[Intel-gfx] [PATCH 1/4] drm/i915: Unify execlist and legacy request life-cycles

Fri Oct 9 02:15:08 PDT 2015

On Fri, Oct 09, 2015 at 09:36:58AM +0100, Chris Wilson wrote:
> On Fri, Oct 09, 2015 at 09:58:51AM +0200, Daniel Vetter wrote:
> > > > +static bool i915_gem_request_retireable(struct drm_i915_gem_request *req)
> > > > +{
> > > > +	return (i915_gem_request_completed(req, true) &&
> > > > +		(!req->elsp_submitted || req->ctx_complete));
> > > 
> > > I disagree with this completely. A request must only be considered complete
> > > when it's seqno is passed. The context should be tracking the request
> > > and not the other way around (like legacy does).
> > > 
> > > The approach is just wrong. The lifecycle of the request is not the
> > > bloat in execlists, and keeping an extra reference on the request struct
> > > itself them until execlists is able to reap them amoritizes the cost of
> > > the spinlock and atomic operations.
> > 
> > Hm, that's slightly different approach than what I suggested with just
> > creating special ctx-switch requests (since with the scheduler we'll
> > reorder so can't do the same trick as with legacy ctx switching any more).
> > This trick here otoh extends the lifetime of a request until it's kicked
> > out, so that the shrinker doesn't it the request object too early.
> 
> Note what you are considering here is how to use requests to manage
> contexts. execlists is different enough from legacy in how contexts are
> only active for as long as the request is, that we don't need anything
> more than the current requests to manage their active cycles + lifetimes.
> 
> > How does holding an additional ref on the request prevent this? I mean I
> > don't see how that would prevent special casing in the eviction code ...
> > Or is your plan to put the final waiting for the request the ctx to idle
> > into the ->vma_unbind hook? That seems again a bit a quirk ...
> 
> The reference is simply that the submission is asynchronous and not
> under the purview of GEM, i.e. execlists has a list of requests with
> which to submit and so needs a reference - especially as the ordering
> between request completion and the interrupt is not guaranteed, and the
> requests can be completed asynchronously. The reference is not to
> prevent retiring, but simply to keep the request struct alive until
> removed from the execlists.  Similarly for anything more exotic than
> the FIFO scheduler.

Hm yeah I thought we've had that already ... at least there's an
i915_gem_request_unreference in intel_execlists_retire_requests, separate
from the core request retiring.

> The basic idea I have here is simply that requests are complete when the
> GPU finishes executing them, that is when we retire them from the GEM lists.
> I want to keep it that simple as then we can build upon requests for
> tracking GPU activity at an abstract GEM level. So context lifecycles
> depend on requests and not the other way around (which is how we do it
> for legacy, pin until switch (whilst the hw references the ctx) then active
> until the switch away is complete.)) I think underpining this is we do
> have to keep the idea of GPU activity (requests) and object life cycles
> as two seperate but interelated ideas/mechanisms.

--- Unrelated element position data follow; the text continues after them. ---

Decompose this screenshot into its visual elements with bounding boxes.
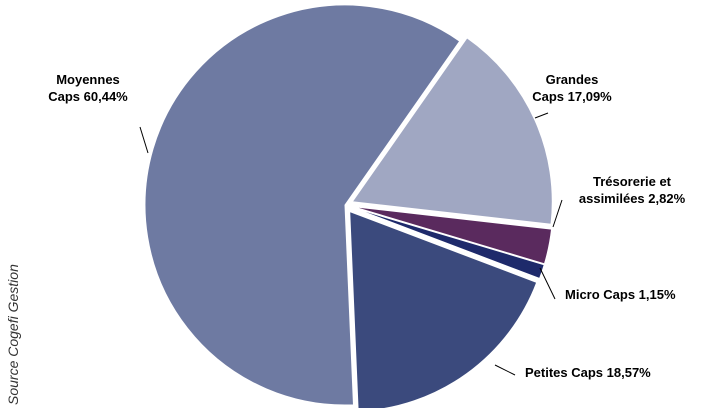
slice-petites-caps	[349, 210, 538, 408]
label-line: Grandes	[546, 72, 599, 87]
label-micro-caps: Micro Caps 1,15%	[565, 287, 676, 302]
slice-tresorerie-et-assimilees	[352, 206, 553, 265]
slice-moyennes-caps	[144, 4, 461, 406]
label-line: Trésorerie et	[593, 174, 672, 189]
leader-line-moyennes-caps	[139, 126, 149, 154]
label-line: Petites Caps 18,57%	[525, 365, 651, 380]
label-line: Caps 17,09%	[532, 89, 612, 104]
leader-line-micro-caps	[539, 267, 556, 300]
leader-lines	[139, 112, 563, 376]
pie-slices	[144, 4, 553, 408]
label-line: Caps 60,44%	[48, 89, 128, 104]
label-line: Moyennes	[56, 72, 120, 87]
slice-grandes-caps	[351, 37, 553, 225]
source-note: Source Cogefi Gestion	[5, 264, 21, 405]
slice-labels: Grandes Caps 17,09% Trésorerie et assimilée…	[48, 72, 685, 380]
label-line: Micro Caps 1,15%	[565, 287, 676, 302]
leader-line-tresorerie-et-assimilees	[552, 199, 563, 228]
label-line: assimilées 2,82%	[579, 191, 686, 206]
label-moyennes-caps: Moyennes Caps 60,44%	[48, 72, 128, 104]
leader-line-grandes-caps	[534, 112, 549, 119]
label-petites-caps: Petites Caps 18,57%	[525, 365, 651, 380]
leader-line-petites-caps	[494, 364, 516, 376]
label-tresorerie-et-assimilees: Trésorerie et assimilées 2,82%	[579, 174, 686, 206]
label-grandes-caps: Grandes Caps 17,09%	[532, 72, 612, 104]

Yup agreed on that concept. The difference is in how exactly we track when
the context is no longer in use by the hardware. With execlist we have

1. MI_BB_START
2. seqno write/irq, which completes the requests that we currently have.
3. hw/guc retires the hw context and signals that with another, dedicated
irq (CTX_SWITCH_IRQ).

Nick's approach is to dealy the request completion with ctx_completed from
2 to 3, but open-coded in places (which breaks the shrinker).

You seem to suggest something similar, but I'm not entirely clear.

My idea was to create a new request for 3. which gets signalled by the
scheduler in intel_lrc_irq_handler. My idea was that we'd only create
these when a ctx switch might occur to avoid overhead, but I guess if we
just outright delay all requests a notch if need that might work too. But
I'm really not sure on the implications of that (i.e. does the hardware
really unlod the ctx if it's idle?), and whether that would fly still with
the scheduler.

But figuring this one out here seems to be the cornestone of this reorg.
Without it we can't just throw contexts onto the active list.
-Daniel
-- 
Daniel Vetter
Software Engineer, Intel Corporation
http://blog.ffwll.ch